Someone I know just tried APACI... and his comments are below.  Ralf,
don't take this the wrong way.  I think APACI is a good start... but I'm
concerned that the documentation oversells it to the point that folks
think it is the only way to do things.  Maybe it just needs to be made
more obvious that folks can continue to use the old method. 

Dean

---------- Forwarded message ----------

Man the apaci stuff looked good on paper, but man it is ugly to use.  I've
never ever used such an unfriendly configuration interface in my life.  I'm
am embarased that this is even seen by a user.  To put commetns like this is
the wonderful future in the instructions is a joke, and a bad joke.

Ease of use grade = F

I understand the problems and the documentation does make it look like a
good solution but it is evil.  A product such as apache needs incremental
configuration, and there is no excuse to deny that.  And to *remove* the
Configuration.apaci file on a "config --help" is a total joke!

I'm sending this to you 'cause I have to vent, please ignore it if you
wish.


A) It provies no additional functionality over Configuration other than
   shortcuts.  The standard way to do this is via templates - not magic
   scripts.

B) The lack of incremental change means it is useless as a configuration API
   for other scripts.  It is not abstracting the config file in a useful way
   for a GUI or a menu.  A front end must keep state, so now the GUI has to
   still do this.  Look at Linux for a far better example.

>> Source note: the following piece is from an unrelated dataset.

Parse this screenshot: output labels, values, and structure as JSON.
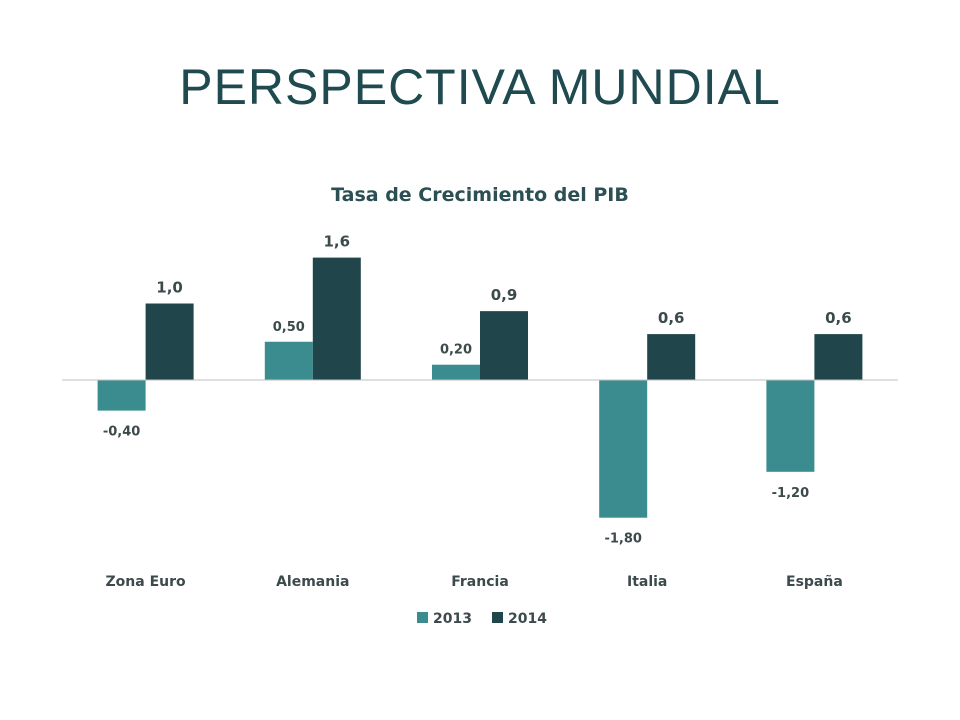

C) The complexity of installation has increased with no gain to users or
   programmers.


---------- Forwarded message ----------

So I gave up, did a "cd src; vi Configuration; blah blah" and was up and
running in 15 minutes :/ why did I waste the hour and a half reading a
fucking with apaci?


Re: apaci

Posted by ra...@bellglobal.com.
> C) The complexity of installation has increased with no gain to users or
>    programmers.

This point simply isn't true.  Lots of PHP users are extremely happy about
this new configuration interface because it makes it easy for them to build
Apache with PHP as a shared module.  Also, being able to give someone a
recipe for compiling and installing Apache + PHP that does not include an
"Edit the Configuration" file step is extremely nice.  The point was never
to build an installation mechanism that kept state or to build the backend 
for a GUI.  The point was to build a command-line process that mimiced a 
known interface like autoconf and could be used to completely configure
Apache in a single step.  As such, it works very well and if people are 
expecting more or less, then it is a documentation problem.